PATIENT care directors for Oahu's two hospices scanned the list of causes of 7,803 deaths in Hawaii last year. They said hospice care, which I'll define more fully shortly, could have helped more than 5,100 of the dying people die better but actually helped only about 1,600. Hospice care could
help more in HawaiiGood, compassionate terminal care is a boon for both the patients and their survivors, whose memories will last a long time.
The elements hospice can add include very high-level pain control, relaxants to help deal with shortness of breath, relief from nausea and better management of incontinence. To that add counseling to help both patients and survivors make peace with the world around them.
Hospices offer a 24-hour help line and on-call service. They handle the details when death occurs. Hospice care, including medications, is insured under Medicare-Medicaid standards and most private plans.
Hospice care, much of it at home, is far superior to ordinary home health-care programs when death draws near. The latter have no volunteers or counseling. They are not governed by federal hospice standards.
To qualify for hospice, however, patients must accept that their life expectancy may be less than six months. Their lives then shift to regimens aimed at caring rather than curing. They gain dignity and physical comfort by ending or at least cutting down on chemotherapy, surgery, radiation and feeding tubes.
This usually costs less than acute care aimed at curing but no one tries to sell it on that basis. For most dying patients it is simply a better choice.
Patricia Kalua of St. Francis Hospice, Hawaii's first hospice, and Barbara Shirland of Hospice Hawaii said diseases where hospice can usually be of great help in the terminal period include heart, cancer, brain, pulmonary, liver, HIV and atherosclerosis.
Unfortunately most hospice referrals still are for cancer. Even more unfortunate, the average patient spends less time in the program than desirable. Thirty percent may spend less than a week before death. Several months can better help patients make peace with their worlds, tidy up their personal affairs and mend broken relationships.
More doctors are making hospice referrals than ever before but some do it terribly late. Patient requests based on word of mouth still may exceed doctor referrals. Word from families in Hawaii that have dealt with hospices is overwhelmingly favorable. Such families often can also be a good source of contributions to help others.

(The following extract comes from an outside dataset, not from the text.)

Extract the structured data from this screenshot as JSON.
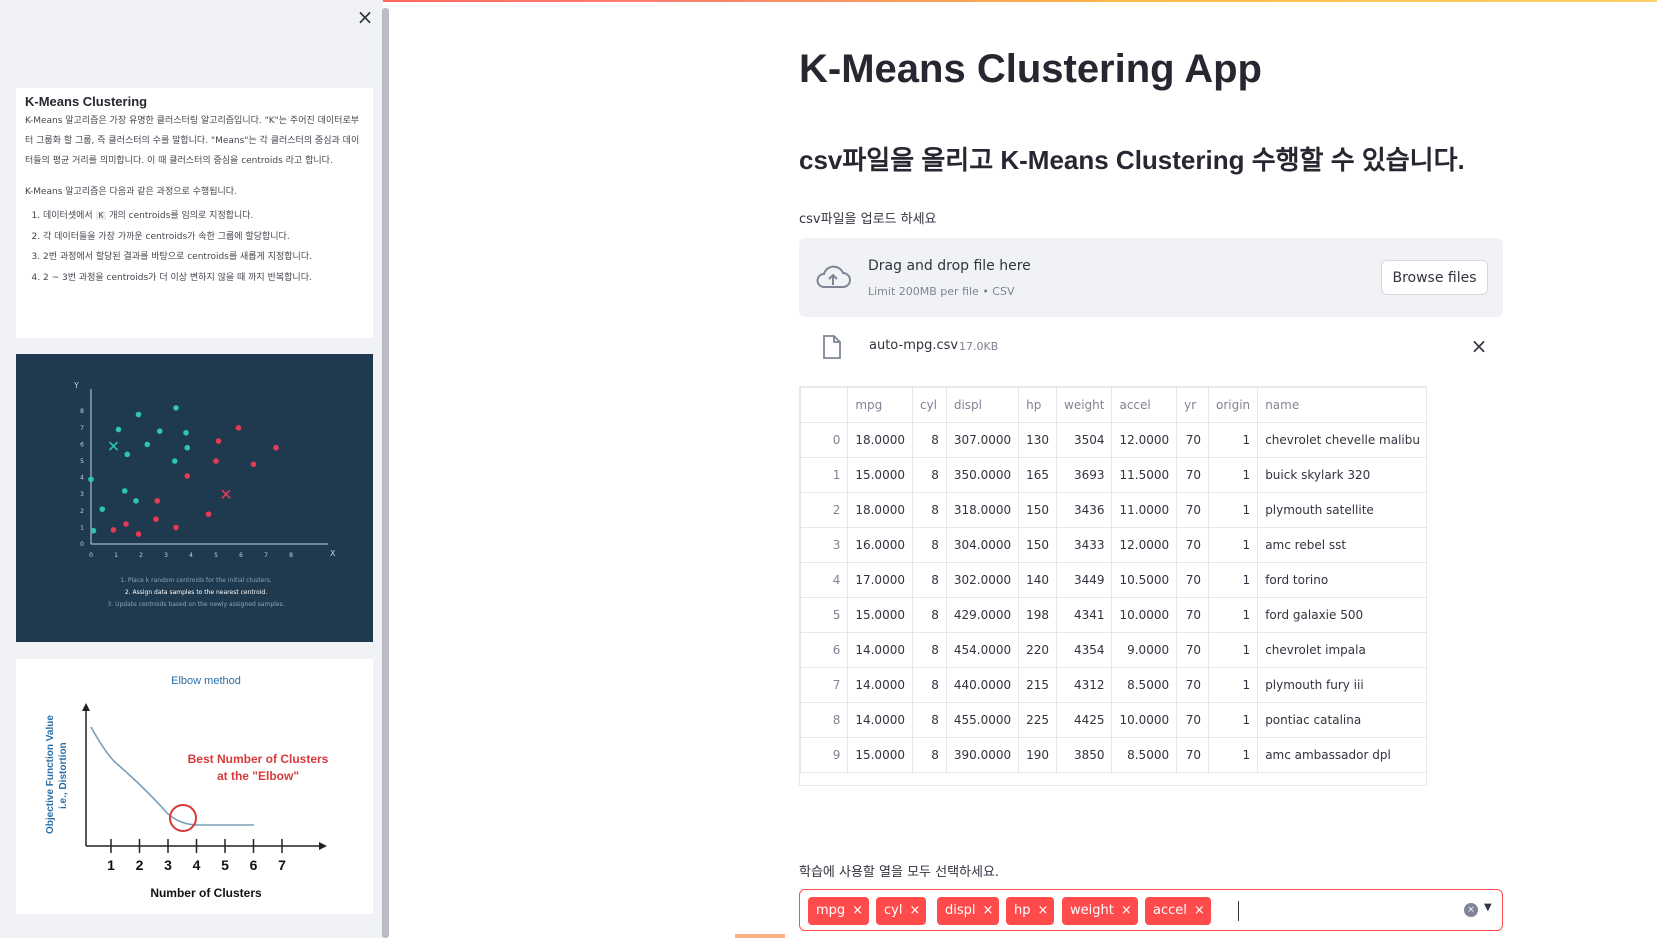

Kalua and Shirland would like to see hospice insurance benefits extended to a year instead of six months. They would like Medicare payments boosted from $107 a day to cover the actual $147 average at-home cost, which includes medications. The difference now is made up by contributions.
They would like to see payments for "resident care" in facilities managed by the hospices boosted to $250 a day.
ST. Francis has 12 beds in an old Nuuanu Valley mansion. It will add 24 in September at St. Francis Hospital-West. Hospice Hawaii has five beds in a Kailua residence, plus the right to use six beds each in the Castle, Queens, Kuakini and Wahiawa hospitals.
Hospice Hawaii has state authorization for two more five-bed homes. One will be at Ewa Beach, the other at a still unchosen Honolulu site. Both hospices still handle most deaths at home, which is where most patients prefer to be.
The state hospice association estimates 1,600 people died last year under care from the two Oahu hospices and six neighbor island hospices. If Kalua and Shirland are right hospices could have brought better deaths to 3,500 more.